ちょっと通りますよ
「って、あれ?さっきより人数減ってない?」
具体的に言うと『アヴァロン』二人とうちのギルド『笑顔の絶えない職場』の鐚ちゃん含め数人しかいない。十人くらいが消えた。
「あんたが無事ならもう用は無いだろ。それより『スライムの薄皮とダークラビットの耳軟骨からロボを造った』なんて聞いたもんだから、我先にと材料を狩りにいったんじゃないの」
僕自身はそんな事一言も言ってないんだけどなあ!
「ところで、その・・・」
鐚ちゃんがめずらしく歯切れ悪い様子で口火を切った。なんかもじもじしている。
「その、ロボット、触ってみてもいいか?」
彼女は意外と可愛いものが好きなのだった。とはいえ・・・
「僕に許可を求められても困る。飼い主じゃあるまいし」
「だって製作者の所有物じゃないのか?このアイテム」
あー、そういう認識になっちゃうよね。でもそれじゃダメだ。『中のロボ』は人権を望んでいる。

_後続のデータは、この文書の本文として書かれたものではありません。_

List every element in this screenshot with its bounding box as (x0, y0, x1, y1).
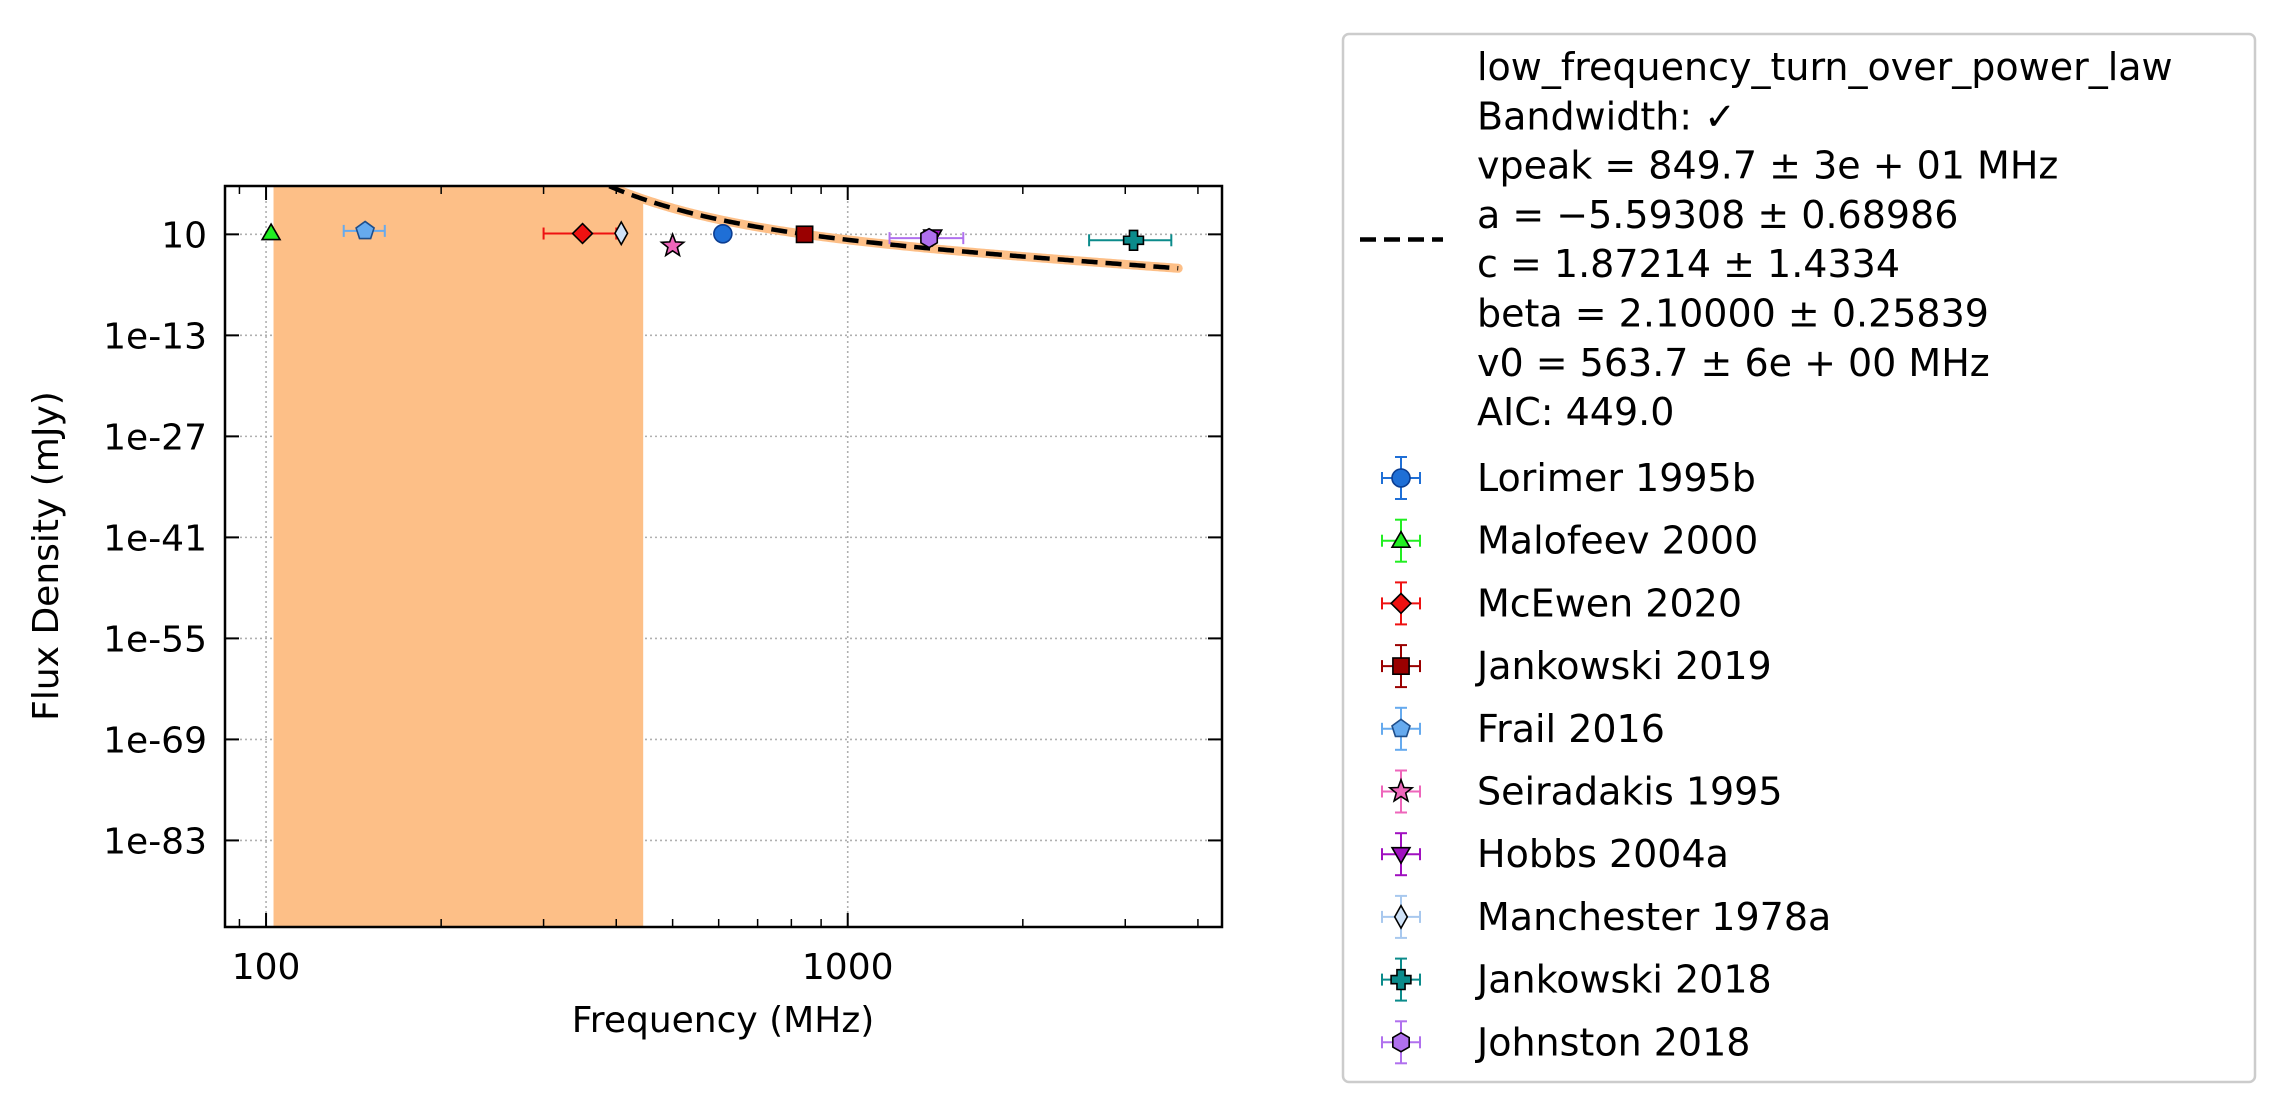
fit-shaded-region (273, 186, 644, 927)
legend-fit-line: beta = 2.10000 ± 0.25839 (1477, 292, 1989, 336)
axis-ticks: 100 1000 10 1e-13 1e-27 1e-41 1e-55 1e-69 1e-83 (103, 186, 1222, 988)
data-point (713, 223, 733, 244)
x-tick-label: 100 (232, 947, 301, 988)
data-points (260, 220, 1173, 258)
y-tick-label: 1e-41 (103, 518, 207, 559)
series-4 (342, 220, 386, 240)
legend-label: Manchester 1978a (1477, 895, 1831, 939)
legend-marker (1390, 846, 1412, 865)
legend-label: McEwen 2020 (1477, 581, 1742, 625)
fit-curve (603, 186, 1179, 271)
series-3 (795, 225, 814, 244)
legend-fit-line: a = −5.59308 ± 0.68986 (1477, 193, 1958, 237)
x-axis-label: Frequency (MHz) (572, 1000, 875, 1041)
legend-item: Johnston 2018 (1381, 1020, 1750, 1065)
legend-label: Lorimer 1995b (1477, 456, 1756, 500)
data-point (571, 222, 594, 245)
plot-area-frame (223, 184, 1224, 929)
legend-fit-line: low_frequency_turn_over_power_law (1477, 45, 2173, 89)
fit-shade (273, 186, 644, 927)
y-tick-label: 1e-55 (103, 619, 207, 660)
legend-label: Malofeev 2000 (1477, 519, 1758, 563)
legend-item: Frail 2016 (1381, 706, 1665, 751)
legend-fit-line: c = 1.87214 ± 1.4334 (1477, 242, 1900, 286)
legend-label: Seiradakis 1995 (1477, 770, 1783, 814)
legend: low_frequency_turn_over_power_law Bandwid… (1341, 32, 2257, 1084)
legend-item: Manchester 1978a (1381, 894, 1831, 939)
legend-item: Malofeev 2000 (1381, 518, 1758, 563)
legend-item: McEwen 2020 (1381, 581, 1742, 626)
data-point (795, 225, 814, 244)
legend-label: Hobbs 2004a (1477, 832, 1729, 876)
data-point (920, 227, 939, 249)
legend-marker (1390, 968, 1412, 991)
legend-label: Jankowski 2019 (1475, 644, 1772, 688)
legend-item: Hobbs 2004a (1381, 832, 1729, 877)
legend-marker (1392, 1031, 1410, 1053)
legend-fit-line: Bandwidth: ✓ (1477, 94, 1736, 138)
legend-marker (1391, 468, 1411, 488)
y-tick-label: 1e-83 (103, 821, 207, 862)
legend-item: Lorimer 1995b (1381, 456, 1756, 500)
legend-fit-entry: low_frequency_turn_over_power_law Bandwid… (1360, 45, 2173, 434)
y-axis-label: Flux Density (mJy) (26, 391, 67, 721)
legend-marker (1393, 904, 1409, 930)
legend-marker (1391, 718, 1411, 738)
data-point (355, 220, 376, 240)
legend-marker (1389, 592, 1413, 615)
legend-item: Jankowski 2018 (1381, 957, 1772, 1002)
legend-label: Johnston 2018 (1475, 1020, 1750, 1064)
series-7 (614, 220, 629, 247)
legend-fit-line: vpeak = 849.7 ± 3e + 01 MHz (1477, 144, 2058, 188)
y-tick-label: 1e-13 (103, 316, 207, 357)
y-tick-label: 10 (161, 215, 207, 256)
data-point (260, 222, 282, 241)
data-point (1122, 229, 1145, 251)
legend-label: Frail 2016 (1477, 707, 1665, 751)
legend-marker (1392, 657, 1410, 676)
data-point (614, 220, 629, 247)
legend-series-entries: Lorimer 1995b Malofeev 2000 McEwen 2020 Jan… (1381, 456, 1831, 1065)
y-tick-label: 1e-69 (103, 720, 207, 761)
series-0 (713, 223, 733, 244)
legend-label: Jankowski 2018 (1475, 958, 1772, 1002)
legend-frame (1341, 32, 2257, 1084)
series-8 (1088, 229, 1173, 251)
legend-item: Seiradakis 1995 (1381, 769, 1783, 814)
data-point (659, 231, 686, 258)
y-tick-label: 1e-27 (103, 417, 207, 458)
series-9 (888, 227, 965, 249)
legend-fit-line: AIC: 449.0 (1477, 390, 1674, 434)
legend-marker (1390, 530, 1412, 549)
x-tick-label: 1000 (802, 947, 894, 988)
series-1 (260, 222, 282, 241)
legend-fit-line: v0 = 563.7 ± 6e + 00 MHz (1477, 341, 1990, 385)
fit-curve-group (597, 186, 1183, 273)
series-5 (659, 231, 686, 258)
legend-marker (1387, 777, 1415, 803)
legend-item: Jankowski 2019 (1381, 644, 1772, 689)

この先の事を考えると、事情を全部教えておくべきか。幸いここには信頼の置ける我がギルメンたちと
『アヴァロン』しか居ない。『アヴァロン』には嘘についての説明もしないと。
「うん、じゃ皆さん、とりあえずこちらの動画をご覧ください!」
前半は『アヴァロンVS機械兵』、残りは『ハゼルさんの突撃!勝利者インタビュー』となっております。
「すみませんでしたぁぁぁ!!」
「・・・悪かった」
カテリーナさんは機械兵(小)に向かって土下座し始めた。ヴィル君も小声で謝罪を口にする。
「どうしてこのひとたちはあやまっているのでしょうか」
「そりゃキミ、プレイヤーがプレイヤーに攻撃する行為は決して褒められるものじゃないからね。
これを『PK』と言うんだ。しかし美少女の土下座って結構グッとくるね!」
「黙れ変態。ていうかお前さぁ・・・
やっぱり作ったの傘だけじゃねーか!!」
ひとしきり鐚ちゃんにボコられた後、僕らははじまりの街への帰路を歩いた。
「『中のロボ』が確かに居るのに、システム上はアイテム扱いなんて不思議ですね・・・」
「やっぱり全部ストレージに入れてから門を通ったほうがいいんじゃないか?」
今機械兵は3/4が僕のストレージの中に隠れている。ちなみに1/4は僕の肩に引っ付いている。地味に重い
「いや、僕としてはこいつが一人で街に出入りできるようになるのが理想だからね。いつまでも人の目を避け続けるなんてできないし・・・やっぱり人と関わらなきゃ、こいつは『家にひとり』のままだ」
「ハゼルは無駄に顔広いからな。ハゼルの『持ち物』だって認識させりゃあ、邪険に扱ったりはしないだろ。」
NPC及び他プレイヤーにはこの機械兵(小)を僕の『アイテム』だと思わせる方針に決まった。
僕は先ほどの動画を前半のみ掲示板にアップロードしておく。そうすれば
機械兵(大)≠機械兵(小)と他プレイヤーは判断するだろう。『パージ』なんてスキル知らないから。
街で一定期間僕がこいつを連れまわして歩いてれば、多分NPCは勝手に『飼い主』と
『ちょっと変わったペット』と判断する。なぜって『猛獣使い』『従魔使い』職やらプレイヤーどもが珍しいペットを連れ歩いている光景は街中でもはや見慣れたものだからね。
ま、こんな風にあれこれ考えても
「結局門番が通してくれなきゃ始まりもしないんだけどねー」
「そんなあ」
「そんときはうちのギルドでかくまってやるよ!」
鐚ちゃんはすっかり虜であった。可愛いは正義って言うよね。
「そこの白いの!止まれ!」
機械兵じゃなくて僕が門番に止められた。解せぬ。
「人を撥ねとばしておいて謝罪もないのか貴様は!」
なんだか全く覚えの無いいちゃもんをつけられたが、機械兵から注意がそれたなら好都合か。
「いやすっごい急ぎの用事がありまして!まじすんまっせんでした!」
「・・・ところでお前の肩に乗ってる奴、なんかあの機械兵に似ている気がするんだが」
うげっ!まずい!
「そりゃ、真似して作ってみたんですから当然ですよ。
僕の新作を今日は一刻もはやく試運転するためにさっきは猛スピードで街の外までダッシュしまして、
気持ちがはやっちゃって、たとえ人を二、三人撥ねようが全く記憶に残らないほどですよ!
見てくださいこの再現率!
小さいながらも特徴を捉えつつ、かつ一切の無駄を省き洗練されたこのフォルム!